Integrated Solutions (PICs) from an Integrated Supplier

While a diode laser such as a VCSEL is the light source that will power many wearable medical sensing devices, it’s only a part of a complete photonic sensing system. Other key components include photodetectors (photodiodes) and gain chips such as semiconductor optical amplifiers (SOAs).  

Coherent is a vertically integrated photonics manufacturer and is a volume supplier of these core component types. Along with other stakeholders in the photonics field, we believe that future applications will increasingly rely on the photonic integrated circuit (PIC) modality to integrate components at a system level and achieve the small form factors required for wearable electronics.
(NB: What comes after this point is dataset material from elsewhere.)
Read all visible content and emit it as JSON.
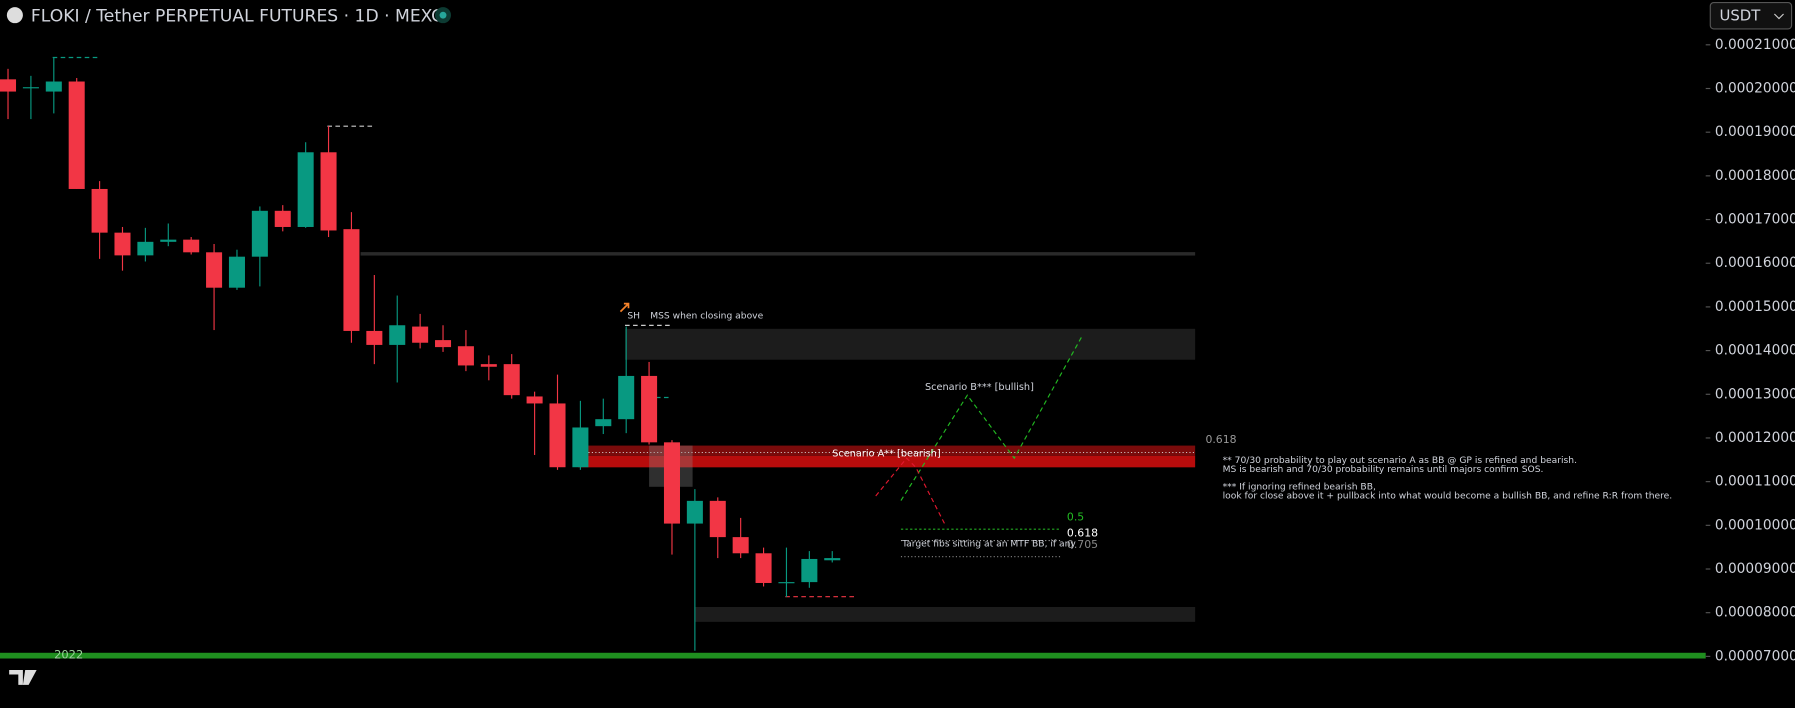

A PIC is the photonic equivalent of the IC that dominates the world of electronics.


Figure 2


Coherent is well-positioned to support this trend because we also use PICs in optical communications applications. 


The Future of Biosensing is Here

To summarize, new bio-sensing functions will be added to wearable devices. Many of the new functions rely on optical sensing using diode laser light sources.

Coherent is already well positioned to support these applications as a vertically integrated manufacturer of diode lasers already supplying large volumes of both EELs and VCSELS to the consumer electronics industry. Moreover, our portfolio and expertise include the complementary technologies needed to make bio-sensors, such as photodiodes, gain chips, and photonic integrated circuits.